Minutos después, el gobernador de Texas, y el gobernador de La Florida, anunciaban que habían enviado a los inmigrantes “al patio de Kamala Harris”, y a una isla llamada Martha’s Vineyard. Entre risas burlescas, suyas y de un grupo de sus funcionarios, que posaban de pie al lado del atril, el gobernador de La Florida explicaba que habían enviado a los inmigrantes a “praderas más verdes”, porque los inmigrantes “no pueden ser carga nada más para los ‘estados rojos’ [estados “Republicanos”].  

Para él, la “carga”, el “cargamento” que viene, para usar sus palabras, de “la maldita frontera”, no son seres humanos que atraviesan una pesadilla, que han sufrido un dolor que pareciera imposible a De Santis y a Abbott imaginar.  Los refugiados no son, para estos políticos, más que carne de cañón.
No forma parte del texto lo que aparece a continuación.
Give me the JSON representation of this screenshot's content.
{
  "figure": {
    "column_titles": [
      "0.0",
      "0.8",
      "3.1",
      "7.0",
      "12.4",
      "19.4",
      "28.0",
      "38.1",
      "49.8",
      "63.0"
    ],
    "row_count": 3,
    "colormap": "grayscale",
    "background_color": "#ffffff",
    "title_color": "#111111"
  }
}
Para eso, tienen que deshumanizar al inmigrante, a tu hermano Javier, a su esposa Consuelo, a tu sobrina, la Ximenita. Pueden hacerlo si se deshumanizan a sí mismos, si rompen la conexión humana con gente hundida en el dolor, sumida en la necesidad, y en lugar de auxiliarles, deciden aprovechar la desgracia de tu hermano, su esposa y su sobrina.  

A De Santis, a Abbott, y a todos los que así actúan, puede servirles, para acallar su conciencia, el pensar que tu hermano Javier, tu cuñada Consuelo, y la Ximenita, pertenecen a esa otra “raza”, que es “el otro”, que “no son de los míos, ni son de aquí”.  Por supuesto: racionalizan, engañan y se engañan, porque quieren hacerlo, porque tienen el espíritu corrupto y hay una maldad que les corroe el alma. 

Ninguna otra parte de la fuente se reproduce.